Mulder rose and paced to the front door.  He stood there
for a moment, his arms crossed tightly across his chest. 
Finally, he turned around to face Scully.  "It's not
enough.  I want more.  I want justice."  Mulder knew Scully 
would understand.  He remembered her turmoil when her 
sister's killer was murdered in jail awaiting trial.  She 
would understand that justice must be seen to be done.  "I 
want justice for Jeffrey Spender, for my sister, for you, 
and everyone else that son of a bitch has hurt," he said, 
moving slowly back to the sofa and sitting on the opposite 
end from Scully.

"I'm sorry, Mulder," she said gently.  "I know--"

"I was angry at you, Scully," he interrupted.   "Angry at
you for bugging the office.  For spying on Diana.   I felt
betrayed.  I couldn't understand why you didn't trust my 
judgment about Diana."

Scully nodded.  "And I couldn't understand why you wouldn't
trust mine."

Mulder blinked, feeling some of his anger evaporate.  He
hadn't considered that by clinging to his faith in Diana 
he had been signaling to Scully that he might not trust 
her.  He remained silent as he attempted to sort out his 
feelings.

"You didn't leave me any alternative, Mulder," Scully
continued.  "You wouldn't listen...you weren't being
objective.
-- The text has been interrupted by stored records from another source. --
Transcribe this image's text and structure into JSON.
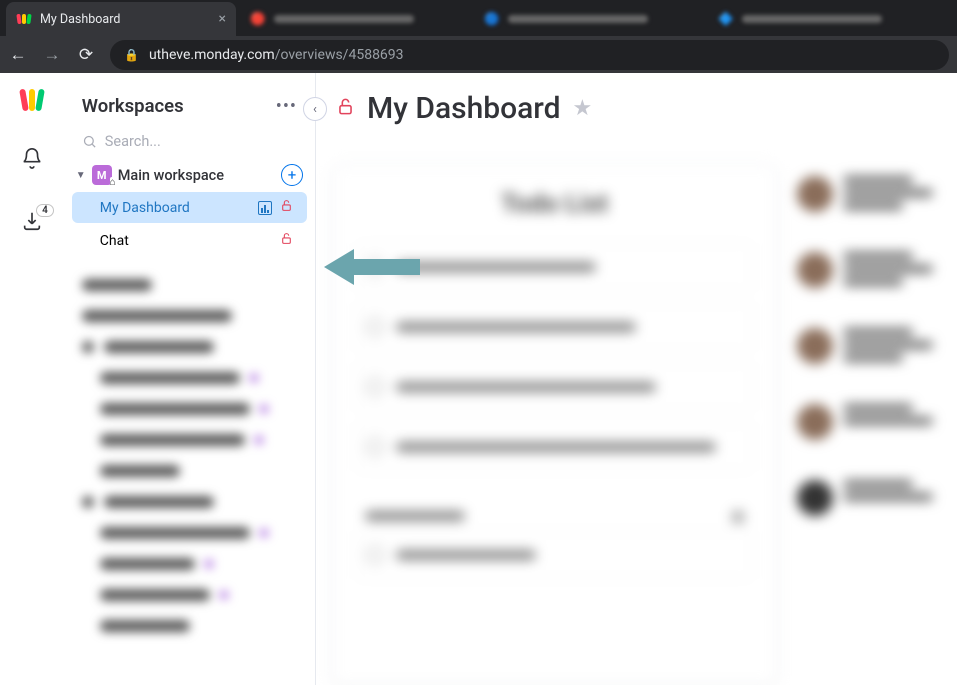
{
  "browser": {
    "active_tab_title": "My Dashboard",
    "url_domain": "utheve.monday.com",
    "url_path": "/overviews/4588693"
  },
  "left_rail": {
    "notif_badge": "4"
  },
  "sidebar": {
    "title": "Workspaces",
    "search_placeholder": "Search...",
    "workspace_letter": "M",
    "workspace_name": "Main workspace",
    "items": [
      {
        "label": "My Dashboard"
      },
      {
        "label": "Chat"
      }
    ]
  },
  "header": {
    "title": "My Dashboard"
  },
  "todo": {
    "title": "Todo List"
  }
}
I couldn't just stand by and watch her 
manipulate you."

Mulder chewed on his lower lip as a frigid silence hung
between them.  Finally, he knew what he had to do.  "I 
should have listened to you about Diana," he mumbled.  
He hesitated and looked away for a moment before returning
his gaze to Scully.  "I should have known."

She extended her hand, reaching across the space between
them.  Mulder looked solemnly at her hand, knowing that she
was attempting to bridge the gap symbolically.  Even with
her arm outstretched, she couldn't touch him from that 
distance unless he reached out to her too.  He knew they 
were going to have to meet somewhere in the middle.
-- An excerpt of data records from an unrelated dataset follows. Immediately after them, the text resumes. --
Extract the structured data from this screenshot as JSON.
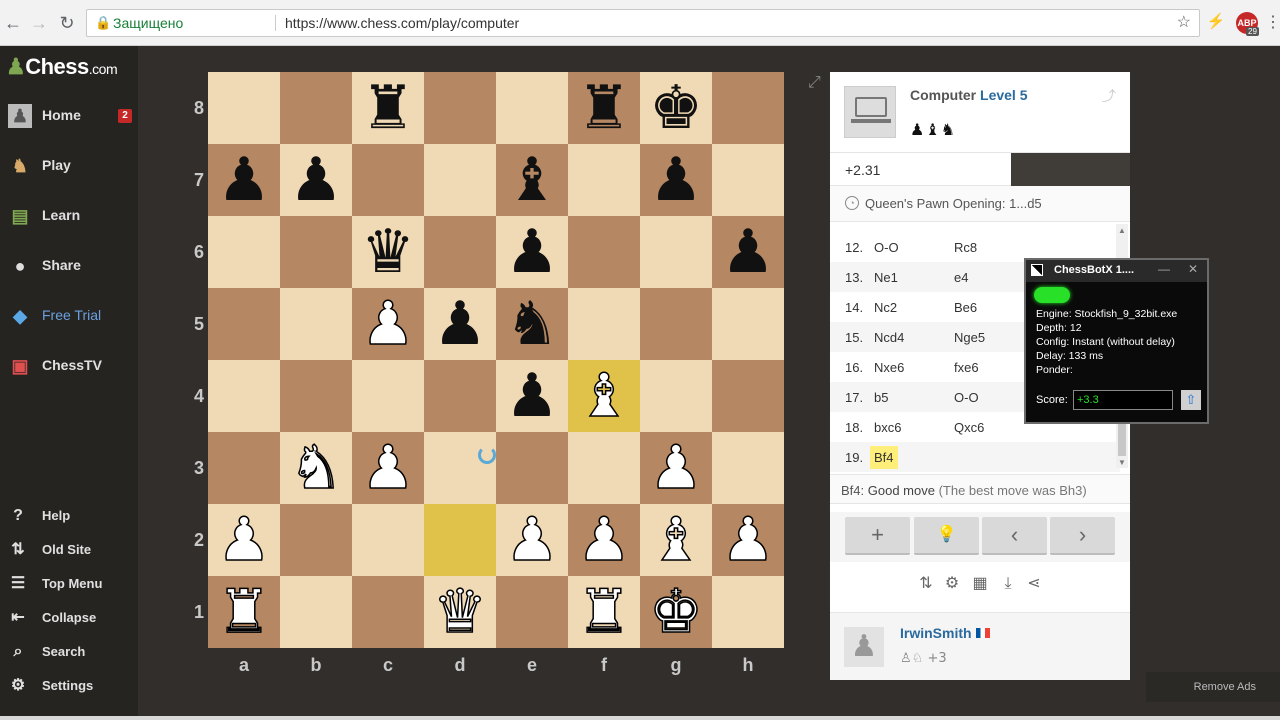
{
  "browser": {
    "secure_label": "Защищено",
    "url_host": "https://www.chess.com",
    "url_path": "/play/computer",
    "ext_badge_label": "ABP",
    "ext_badge_count": "29"
  },
  "sidebar": {
    "logo_text": "Chess",
    "logo_suffix": ".com",
    "items": [
      {
        "label": "Home",
        "icon": "pawn-icon",
        "badge": "2"
      },
      {
        "label": "Play",
        "icon": "play-icon"
      },
      {
        "label": "Learn",
        "icon": "learn-icon"
      },
      {
        "label": "Share",
        "icon": "share-icon"
      },
      {
        "label": "Free Trial",
        "icon": "diamond-icon"
      },
      {
        "label": "ChessTV",
        "icon": "tv-icon"
      }
    ],
    "bottom_items": [
      {
        "label": "Help",
        "icon": "help-icon"
      },
      {
        "label": "Old Site",
        "icon": "old-site-icon"
      },
      {
        "label": "Top Menu",
        "icon": "menu-icon"
      },
      {
        "label": "Collapse",
        "icon": "collapse-icon"
      },
      {
        "label": "Search",
        "icon": "search-icon"
      },
      {
        "label": "Settings",
        "icon": "gear-icon"
      }
    ]
  },
  "board": {
    "ranks": [
      "8",
      "7",
      "6",
      "5",
      "4",
      "3",
      "2",
      "1"
    ],
    "files": [
      "a",
      "b",
      "c",
      "d",
      "e",
      "f",
      "g",
      "h"
    ],
    "position": {
      "c8": "bR",
      "f8": "bR",
      "g8": "bK",
      "a7": "bP",
      "b7": "bP",
      "e7": "bB",
      "g7": "bP",
      "c6": "bQ",
      "e6": "bP",
      "h6": "bP",
      "c5": "wP",
      "d5": "bP",
      "e5": "bN",
      "e4": "bP",
      "f4": "wB",
      "b3": "wN",
      "c3": "wP",
      "g3": "wP",
      "a2": "wP",
      "e2": "wP",
      "f2": "wP",
      "g2": "wB",
      "h2": "wP",
      "a1": "wR",
      "d1": "wQ",
      "f1": "wR",
      "g1": "wK"
    },
    "highlighted": [
      "f4",
      "d2"
    ]
  },
  "opponent": {
    "name": "Computer",
    "level": "Level 5",
    "captured": "♟♝♞"
  },
  "evaluation": "+2.31",
  "opening": "Queen's Pawn Opening: 1...d5",
  "moves": [
    {
      "n": "12.",
      "w": "O-O",
      "b": "Rc8"
    },
    {
      "n": "13.",
      "w": "Ne1",
      "b": "e4"
    },
    {
      "n": "14.",
      "w": "Nc2",
      "b": "Be6"
    },
    {
      "n": "15.",
      "w": "Ncd4",
      "b": "Nge5"
    },
    {
      "n": "16.",
      "w": "Nxe6",
      "b": "fxe6"
    },
    {
      "n": "17.",
      "w": "b5",
      "b": "O-O"
    },
    {
      "n": "18.",
      "w": "bxc6",
      "b": "Qxc6"
    },
    {
      "n": "19.",
      "w": "Bf4",
      "b": ""
    }
  ],
  "feedback": {
    "move": "Bf4:",
    "verdict": "Good move",
    "note": "(The best move was Bh3)"
  },
  "controls": {
    "new_game": "+",
    "hint": "💡",
    "back": "‹",
    "forward": "›"
  },
  "player": {
    "name": "IrwinSmith",
    "captured_count": "+3"
  },
  "chessbotx": {
    "title": "ChessBotX 1....",
    "engine": "Engine: Stockfish_9_32bit.exe",
    "depth": "Depth: 12",
    "config": "Config: Instant (without delay)",
    "delay": "Delay: 133 ms",
    "ponder": "Ponder:",
    "score_label": "Score:",
    "score_value": "+3.3"
  },
  "remove_ads": "Remove Ads"
}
"There's something else I want, Scully," he said, barely
above a whisper.

Scully relaxed her arm and let it fall to her side.  He
felt her watching him, waiting for him to continue.  After 
a moment he raised his head, his face clouded with 
uneasiness.  He could feel the tension between them 
beginning to melt.

"I want you to stay with me, Scully.  On the X-Files.  I
don't want to do this anymore if you're not with me."  
Though his voice sounded distant to him, he could see the 
effect of his words on Scully's face.  Her eyes softened 
when he said the words she needed to hear.  She smiled and 
answered him by reaching for him once again.  This time 
he didn't hesitate before taking her hand.